Aoun referred to budget cuts to the army over the past few years but also vowed the army would protect civil peace and prevent acts of sabotage against public or private property.
“They don’t care about the army or the suffering of members of the military,” he said.
Before the currency crash, an enlisted soldier earned the equivalent of about $700 a month but that has dropped to about $100 per month. Officers receive higher salaries but currently make no more than $400 a month.
Earlier on Monday, President Michel Aoun, who is from the same family but not closely related to the general, blasted the road closures calling them “organized acts of sabotage that aim to undermine stability.” His comments came during a meeting attended by heads of the country's security agencies and economic and financial officials.
The army and police “should fully perform their duties and implement the law without hesitation,” he said. His comments sparked concerns of a potential crackdown against the protesters to force them to open the roads. But by nightfall, many roads were still blocked.
Starting in the early morning hours, small groups of demonstrators blocked the southern, northern and eastern entrances to Beirut with burning tires and parked vehicles. In other parts of Lebanon, soldiers briefly opened some roads only to have protesters close them again shortly afterward.

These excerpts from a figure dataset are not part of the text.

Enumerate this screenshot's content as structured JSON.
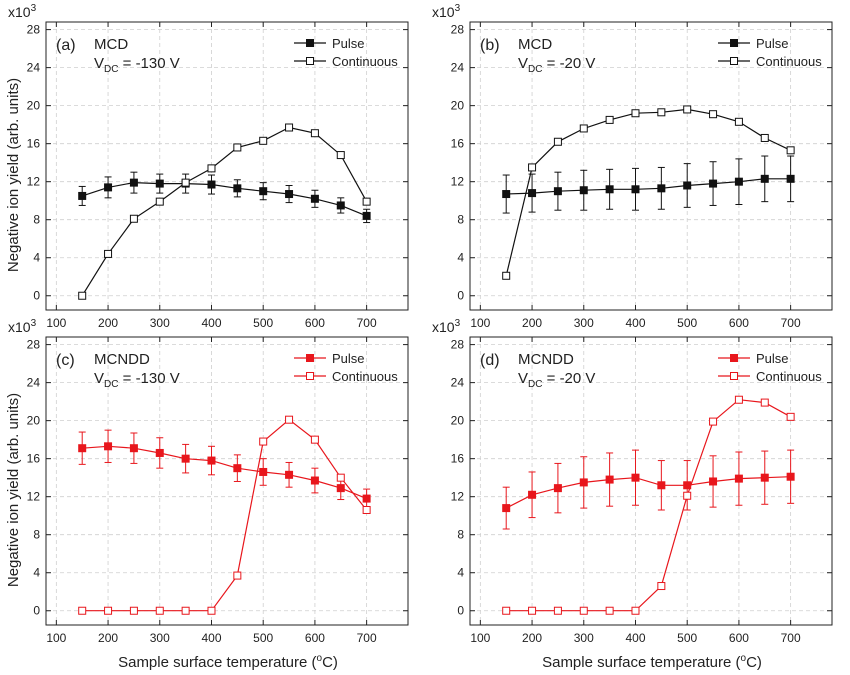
{
  "figure": {
    "ylabel": "Negative ion yield (arb. units)",
    "xlabel": "Sample surface temperature (",
    "xlabel_sup": "o",
    "xlabel_tail": "C)",
    "multiplier_base": "x10",
    "multiplier_exp": "3"
  },
  "chart_data": [
    {
      "type": "line",
      "panel": "(a)",
      "material": "MCD",
      "vdc_prefix": "V",
      "vdc_sub": "DC",
      "vdc_value": "= -130 V",
      "color": "#111111",
      "xlim": [
        80,
        780
      ],
      "ylim": [
        -1.5,
        28.8
      ],
      "xticks": [
        100,
        200,
        300,
        400,
        500,
        600,
        700
      ],
      "yticks": [
        0,
        4,
        8,
        12,
        16,
        20,
        24,
        28
      ],
      "x": [
        150,
        200,
        250,
        300,
        350,
        400,
        450,
        500,
        550,
        600,
        650,
        700
      ],
      "series": [
        {
          "name": "Pulse",
          "marker": "filled",
          "values": [
            10.5,
            11.4,
            11.9,
            11.8,
            11.8,
            11.7,
            11.3,
            11.0,
            10.7,
            10.2,
            9.5,
            8.4
          ],
          "errors": [
            1.0,
            1.1,
            1.1,
            1.0,
            1.0,
            1.0,
            0.9,
            0.9,
            0.9,
            0.9,
            0.8,
            0.7
          ]
        },
        {
          "name": "Continuous",
          "marker": "open",
          "values": [
            0.0,
            4.4,
            8.1,
            9.9,
            11.9,
            13.4,
            15.6,
            16.3,
            17.7,
            17.1,
            14.8,
            9.9
          ],
          "errors": null
        }
      ]
    },
    {
      "type": "line",
      "panel": "(b)",
      "material": "MCD",
      "vdc_prefix": "V",
      "vdc_sub": "DC",
      "vdc_value": "= -20 V",
      "color": "#111111",
      "xlim": [
        80,
        780
      ],
      "ylim": [
        -1.5,
        28.8
      ],
      "xticks": [
        100,
        200,
        300,
        400,
        500,
        600,
        700
      ],
      "yticks": [
        0,
        4,
        8,
        12,
        16,
        20,
        24,
        28
      ],
      "x": [
        150,
        200,
        250,
        300,
        350,
        400,
        450,
        500,
        550,
        600,
        650,
        700
      ],
      "series": [
        {
          "name": "Pulse",
          "marker": "filled",
          "values": [
            10.7,
            10.8,
            11.0,
            11.1,
            11.2,
            11.2,
            11.3,
            11.6,
            11.8,
            12.0,
            12.3,
            12.3
          ],
          "errors": [
            2.0,
            2.0,
            2.0,
            2.1,
            2.1,
            2.2,
            2.2,
            2.3,
            2.3,
            2.4,
            2.4,
            2.4
          ]
        },
        {
          "name": "Continuous",
          "marker": "open",
          "values": [
            2.1,
            13.5,
            16.2,
            17.6,
            18.5,
            19.2,
            19.3,
            19.6,
            19.1,
            18.3,
            16.6,
            15.3
          ],
          "errors": null
        }
      ]
    },
    {
      "type": "line",
      "panel": "(c)",
      "material": "MCNDD",
      "vdc_prefix": "V",
      "vdc_sub": "DC",
      "vdc_value": "= -130 V",
      "color": "#e8161c",
      "xlim": [
        80,
        780
      ],
      "ylim": [
        -1.5,
        28.8
      ],
      "xticks": [
        100,
        200,
        300,
        400,
        500,
        600,
        700
      ],
      "yticks": [
        0,
        4,
        8,
        12,
        16,
        20,
        24,
        28
      ],
      "x": [
        150,
        200,
        250,
        300,
        350,
        400,
        450,
        500,
        550,
        600,
        650,
        700
      ],
      "series": [
        {
          "name": "Pulse",
          "marker": "filled",
          "values": [
            17.1,
            17.3,
            17.1,
            16.6,
            16.0,
            15.8,
            15.0,
            14.6,
            14.3,
            13.7,
            12.9,
            11.8
          ],
          "errors": [
            1.7,
            1.7,
            1.6,
            1.6,
            1.5,
            1.5,
            1.4,
            1.4,
            1.3,
            1.3,
            1.2,
            1.0
          ]
        },
        {
          "name": "Continuous",
          "marker": "open",
          "values": [
            0.0,
            0.0,
            0.0,
            0.0,
            0.0,
            0.0,
            3.7,
            17.8,
            20.1,
            18.0,
            14.0,
            10.6
          ],
          "errors": null
        }
      ]
    },
    {
      "type": "line",
      "panel": "(d)",
      "material": "MCNDD",
      "vdc_prefix": "V",
      "vdc_sub": "DC",
      "vdc_value": "= -20 V",
      "color": "#e8161c",
      "xlim": [
        80,
        780
      ],
      "ylim": [
        -1.5,
        28.8
      ],
      "xticks": [
        100,
        200,
        300,
        400,
        500,
        600,
        700
      ],
      "yticks": [
        0,
        4,
        8,
        12,
        16,
        20,
        24,
        28
      ],
      "x": [
        150,
        200,
        250,
        300,
        350,
        400,
        450,
        500,
        550,
        600,
        650,
        700
      ],
      "series": [
        {
          "name": "Pulse",
          "marker": "filled",
          "values": [
            10.8,
            12.2,
            12.9,
            13.5,
            13.8,
            14.0,
            13.2,
            13.2,
            13.6,
            13.9,
            14.0,
            14.1
          ],
          "errors": [
            2.2,
            2.4,
            2.6,
            2.7,
            2.8,
            2.9,
            2.6,
            2.6,
            2.7,
            2.8,
            2.8,
            2.8
          ]
        },
        {
          "name": "Continuous",
          "marker": "open",
          "values": [
            0.0,
            0.0,
            0.0,
            0.0,
            0.0,
            0.0,
            2.6,
            12.1,
            19.9,
            22.2,
            21.9,
            20.4
          ],
          "errors": null
        }
      ]
    }
  ]
}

In the southern village of Abbasiyeh, a man poured gasoline on his body and tried to set himself on fire before civil defence members and soldiers intervened and sprayed his body with water.
Tens of thousands have lost their jobs over the past year as the economic crisis, the worst in Lebanon's modern history, was made worse by the spread of the coronavirus. According to the World Bank, the crisis is expected to drag more than half of Lebanon’s population into poverty.
Sleiman Haroun, president of the association that represents hospitals in Lebanon, told The Associated Press that after a two-day weekend in which there was no oxygen distribution, some hospitals were running low and in urgent need of supplies, especially to treat COVID-19 patients.
“This is not a joke. It is a matter of life and death,” Haroun said, urging protesters to allow vehicles carrying supplies of oxygen to pass. There are several oxygen plants around Lebanon and they supply hospitals throughout the country, including some in remote areas.
Cases of coronavirus remain high in Lebanon, with 2,283 new cases registered Monday, raising the total since February last year to nearly 400,000. The virus has also killed 5,090 people, including 43 on Monday.
The rapidly deteriorating situation in Lebanon prompted Pope Francis, who has just completed the first papal visit to Iraq, to say he is contemplating visiting the country, which has the largest percentage of Christians in the Middle East.
He said Lebanese Maronite Patriarch Bechara Boutros Rai had asked him to add a Beirut leg onto his Iraq trip, but he declined.
“It seemed too little, like a crumb considering the problems that the country is suffering. I wrote him a letter and I promised I’d go to Lebanon. But Lebanon in this moment is in crisis,” he told reporters on the flight back to Rome.
In October, former Prime Minister Saad Hariri was named to form a new Cabinet but five months later, disagreements between him and President Aoun on the shape of the Cabinet have stood in the way of a new government’s formation.
The local currency hit a record law against the U.S. dollar on Saturday, nearing 11,000 pounds on the black market.
Associated Press writer Nicole Winfield contributed from Rome.